Les Trois Continents : On lâche les fauves ! Le départ et la première étape
Dimanche 1er Juillet. On s’active aux derniers préparatifs sur le ponton de la Mairie. Familles et amis ont rejoint les coureurs et chacun se livre avec plaisir au jeu des dernières photos, des derniers films. Demain, nous serons seuls sur nos bateaux et tous ces visages auront disparu. Disparus aussi, la frénésie des derniers jours, le stress du détail négligé.
Au bout du ponton, Jean- Marie Vidal orchestre le départ et largue une à une les amarres des concurrents.
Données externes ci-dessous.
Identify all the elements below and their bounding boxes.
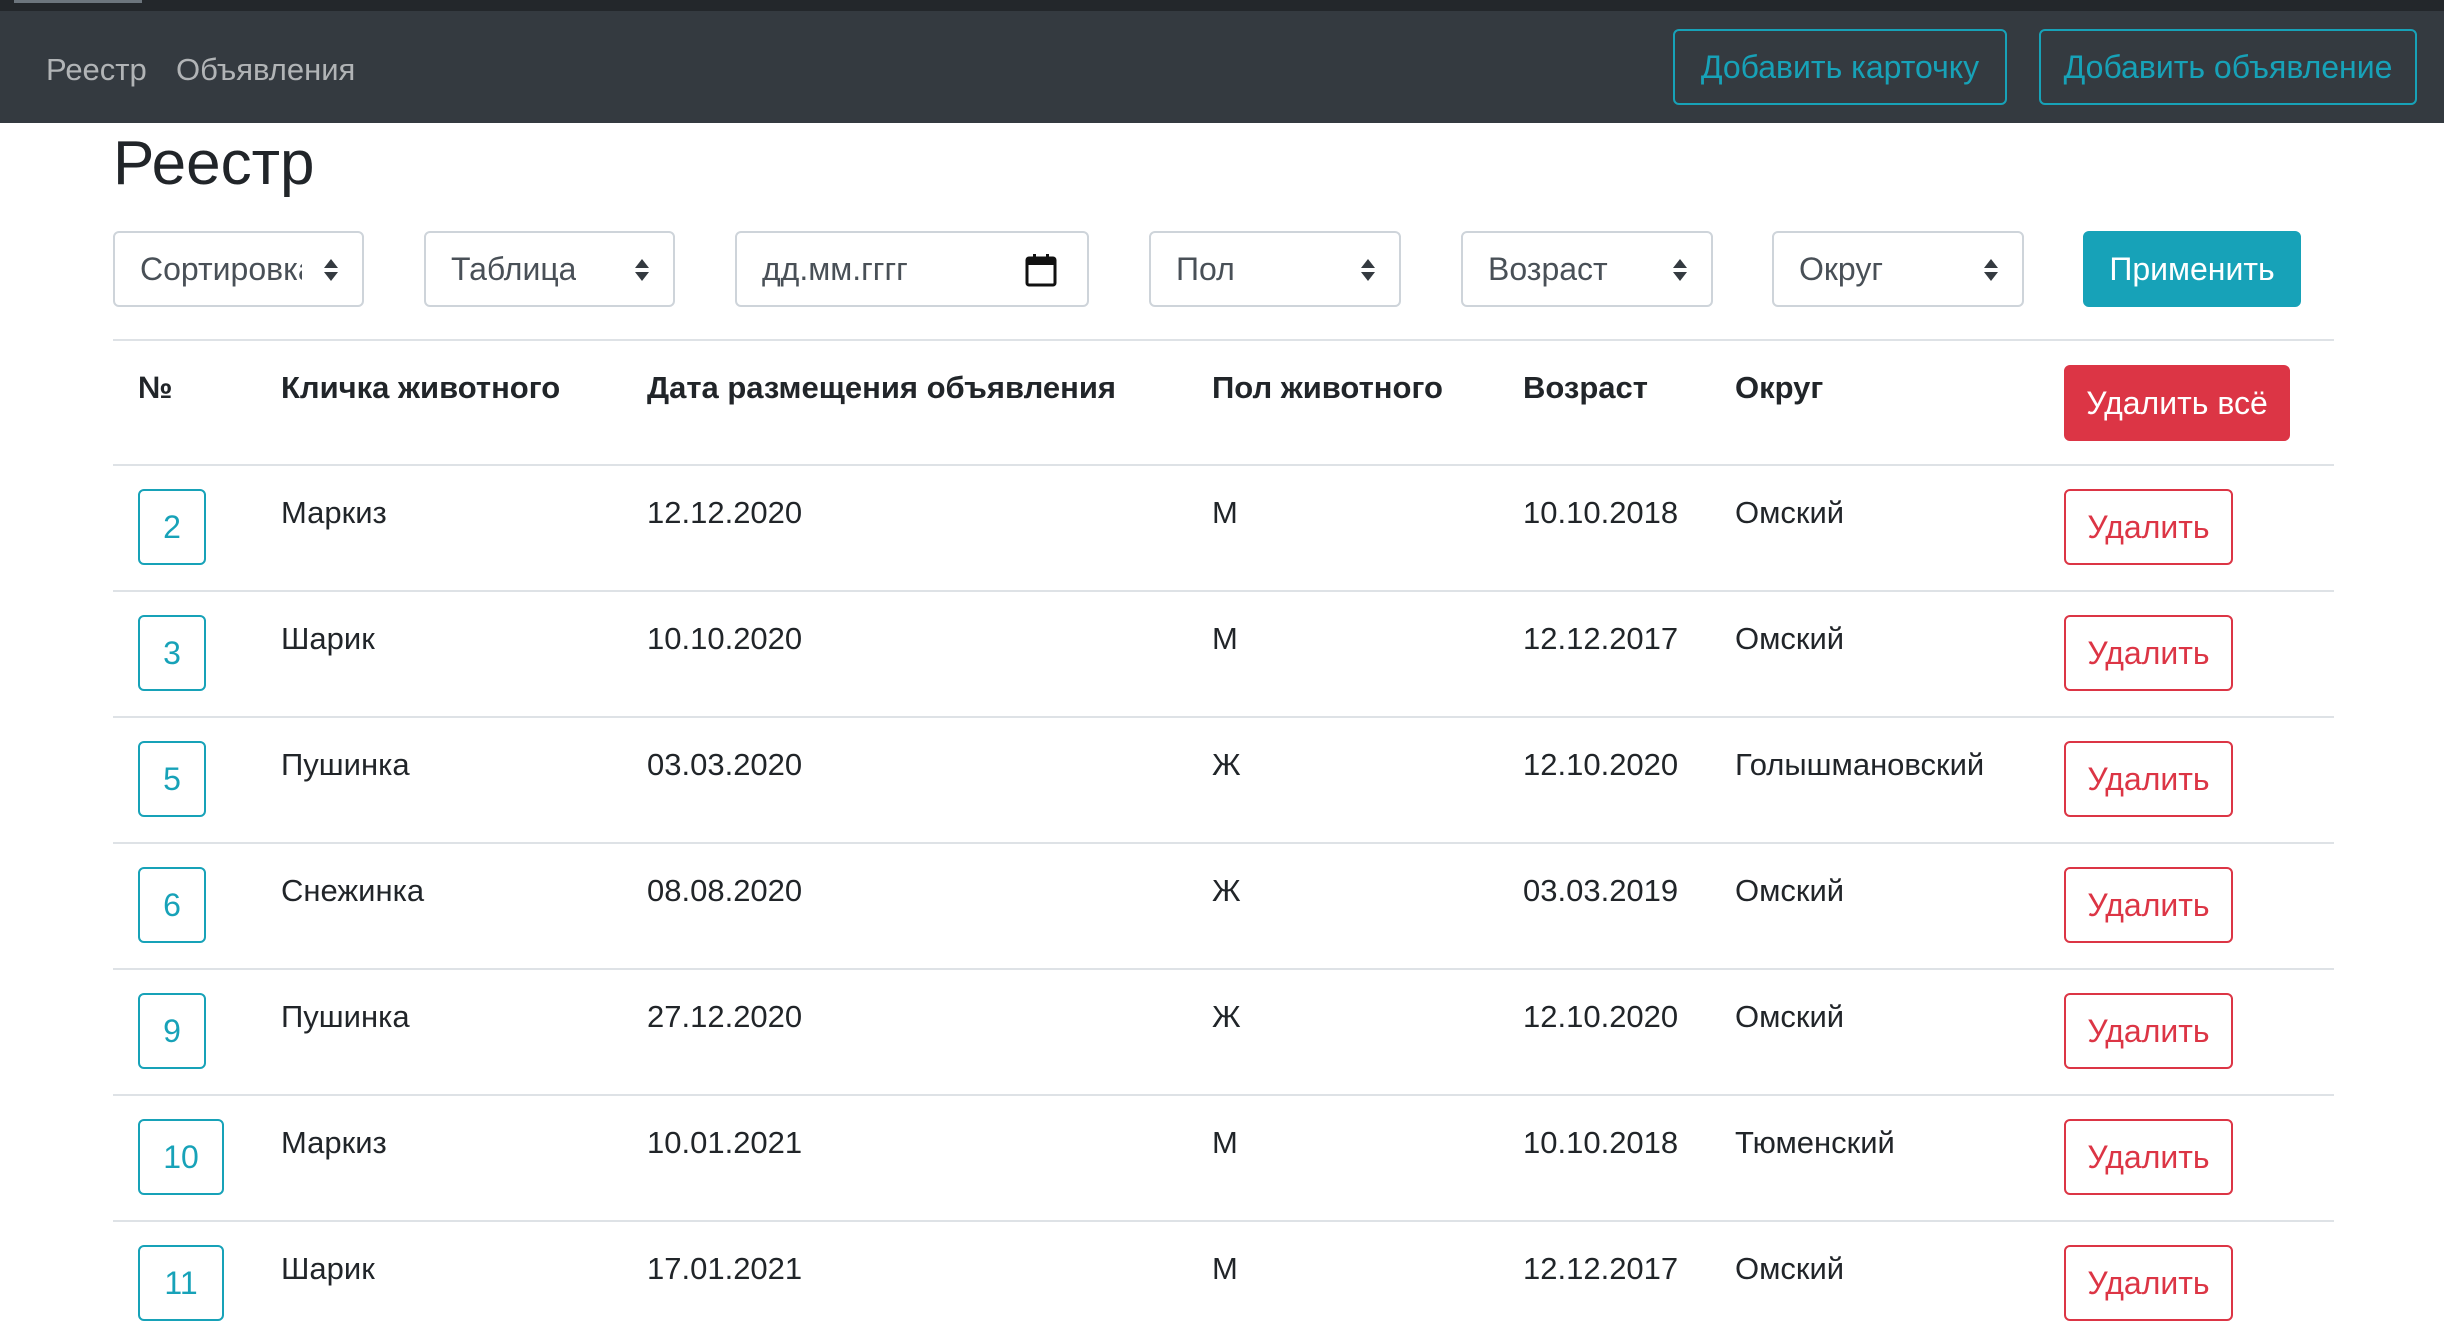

Nous sommes en retard et nous avons du mal à hisser la grand-voile qui se déralingue au fur et à mesure que l’on échine sur la drisse. Conseil de Jean-Marie : " il faudra changer ça pour tes navigations en solitaire ! ". Je sais ! Lors de la Mini Solo, j’avais mis de longues minutes à renvoyer mon second ris après une remontée difficile vers Gruissan, au près dans 40 nœuds de vent.
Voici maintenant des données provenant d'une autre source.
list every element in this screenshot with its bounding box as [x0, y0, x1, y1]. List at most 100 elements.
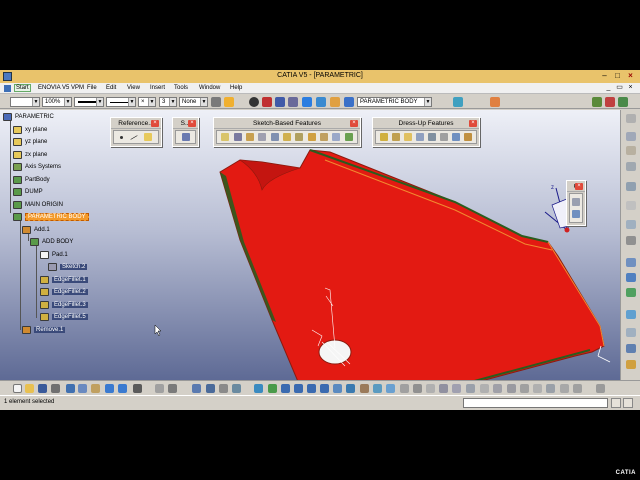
shading-icon[interactable] [360, 384, 369, 393]
point-symbol-combo[interactable]: × ▼ [138, 97, 156, 107]
tree-node-pad1[interactable]: Pad.1 [40, 250, 68, 260]
remove-loft-icon[interactable] [332, 133, 341, 141]
line-weight-combo[interactable]: 3 ▼ [159, 97, 177, 107]
menu-tools[interactable]: Tools [174, 85, 188, 91]
axis-system-icon[interactable] [275, 97, 285, 107]
measure-inertia-icon[interactable] [232, 384, 241, 393]
cut-icon[interactable] [66, 384, 75, 393]
reference-elements-toolbar[interactable]: Reference... × [110, 117, 162, 147]
edge-fillet-icon[interactable] [380, 133, 388, 141]
sketch-mode-icon[interactable] [400, 384, 409, 393]
contact-constraint-icon[interactable] [572, 210, 580, 218]
copy-icon[interactable] [78, 384, 87, 393]
doc-restore-button[interactable]: ▭ [615, 84, 624, 92]
tree-node-axis-systems[interactable]: Axis Systems [13, 162, 61, 172]
measure-icon[interactable] [288, 97, 298, 107]
tree-node-xy-plane[interactable]: xy plane [13, 125, 47, 135]
clear-button[interactable] [623, 398, 633, 408]
tree-node-root[interactable]: PARAMETRIC [3, 112, 54, 122]
thickness-icon[interactable] [428, 133, 436, 141]
tree-node-add1[interactable]: Add.1 [22, 225, 50, 235]
close-icon[interactable]: × [151, 120, 159, 127]
chamfer-icon[interactable] [392, 133, 400, 141]
depth-effect-icon[interactable] [493, 384, 502, 393]
power-input-field[interactable] [463, 398, 608, 408]
current-body-combo[interactable]: PARAMETRIC BODY ▼ [357, 97, 432, 107]
boolean-icon[interactable] [626, 288, 636, 297]
open-icon[interactable] [25, 384, 34, 393]
rib-icon[interactable] [282, 133, 291, 141]
doc-close-button[interactable]: × [626, 84, 635, 92]
new-icon[interactable] [13, 384, 22, 393]
replace-face-icon[interactable] [464, 133, 472, 141]
sketcher-toolbar[interactable]: S... × [172, 117, 199, 147]
close-icon[interactable]: × [575, 183, 583, 190]
part-body-face[interactable] [219, 149, 605, 380]
stiffener-icon[interactable] [307, 133, 316, 141]
fit-all-icon[interactable] [268, 384, 277, 393]
close-icon[interactable]: × [188, 120, 196, 127]
sketch-icon[interactable] [181, 133, 190, 141]
isometric-view-icon[interactable] [346, 384, 355, 393]
point-icon[interactable] [120, 135, 124, 139]
multi-view-icon[interactable] [452, 384, 461, 393]
rotate-icon[interactable] [294, 384, 303, 393]
tree-node-main-origin[interactable]: MAIN ORIGIN [13, 200, 63, 210]
document-icon[interactable] [4, 85, 11, 92]
constraint-icon[interactable] [262, 97, 272, 107]
hide-show-icon[interactable] [373, 384, 382, 393]
slot-icon[interactable] [295, 133, 304, 141]
3d-compass-icon[interactable] [413, 384, 422, 393]
plane-icon[interactable] [143, 133, 152, 141]
sketch-analysis-icon[interactable] [626, 344, 636, 353]
menu-window[interactable]: Window [199, 85, 220, 91]
tree-node-parametric-body[interactable]: PARAMETRIC BODY [13, 212, 89, 222]
dress-up-features-toolbar[interactable]: Dress-Up Features × [372, 117, 480, 147]
line-thickness-combo[interactable]: ▼ [74, 97, 104, 107]
line-icon[interactable] [129, 134, 138, 140]
measure-between-icon[interactable] [219, 384, 228, 393]
apply-customization-icon[interactable] [573, 384, 582, 393]
menu-start[interactable]: Start [14, 84, 31, 92]
menu-edit[interactable]: Edit [106, 85, 116, 91]
workbench-icon-1[interactable] [592, 97, 602, 107]
solid-combine-icon[interactable] [344, 133, 353, 141]
menu-insert[interactable]: Insert [150, 85, 165, 91]
shaft-icon[interactable] [245, 133, 254, 141]
toolbar-handle-icon[interactable] [626, 114, 636, 123]
tree-node-remove1[interactable]: Remove.1 [22, 325, 66, 335]
walk-icon[interactable] [507, 384, 516, 393]
print-icon[interactable] [51, 384, 60, 393]
ground-icon[interactable] [466, 384, 475, 393]
pattern-icon[interactable] [626, 258, 636, 267]
save-icon[interactable] [38, 384, 47, 393]
3d-viewport[interactable]: z y PARAMETRIC xy plane [0, 110, 620, 380]
surface-icon[interactable] [626, 310, 636, 319]
shell-icon[interactable] [416, 133, 424, 141]
insert-body-icon[interactable] [302, 97, 312, 107]
lighting-icon[interactable] [480, 384, 489, 393]
annotation-icon[interactable] [626, 201, 636, 210]
update-icon[interactable] [249, 97, 259, 107]
constraints-toolbar[interactable]: C × [566, 180, 586, 226]
tools-palette-icon[interactable] [490, 97, 500, 107]
redo-icon[interactable] [118, 384, 127, 393]
menu-help[interactable]: Help [230, 85, 242, 91]
zoom-in-icon[interactable] [307, 384, 316, 393]
tree-node-edgefillet1[interactable]: EdgeFillet.1 [40, 275, 88, 285]
doc-minimize-button[interactable]: _ [604, 84, 613, 92]
insert-geometrical-set-icon[interactable] [316, 97, 326, 107]
close-icon[interactable]: × [469, 120, 477, 127]
workbench-icon-2[interactable] [605, 97, 615, 107]
painter-icon[interactable] [211, 97, 221, 107]
format-painter-icon[interactable] [224, 97, 234, 107]
line-type-combo[interactable]: ▼ [106, 97, 136, 107]
catalog-icon[interactable] [192, 384, 201, 393]
view-icon[interactable] [626, 220, 636, 229]
pan-icon[interactable] [281, 384, 290, 393]
normal-view-icon[interactable] [333, 384, 342, 393]
swap-visible-space-icon[interactable] [386, 384, 395, 393]
maximize-button[interactable]: □ [611, 71, 624, 81]
groove-icon[interactable] [258, 133, 267, 141]
tree-node-add-body[interactable]: ADD BODY [30, 237, 73, 247]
Le vent monte dans la rade de Marseille et nous prenons le départ au près sous GV un ris. Thomas est à la barre tandis que je joue de la quille pendulaire et du matossage. Je me jette enfin dans les filières, à la manière Melges 24. Notre départ est bon et nous sommes premiers. Sous notre vent, Tatami tient bon, sous GV haute et solent ! L’effronté ! Metalco glisse sous le vent en compagnie de Nicolas Charmet. Ils disparaissent petit à petit dans le brouillard de ce premier dimanche de Juillet.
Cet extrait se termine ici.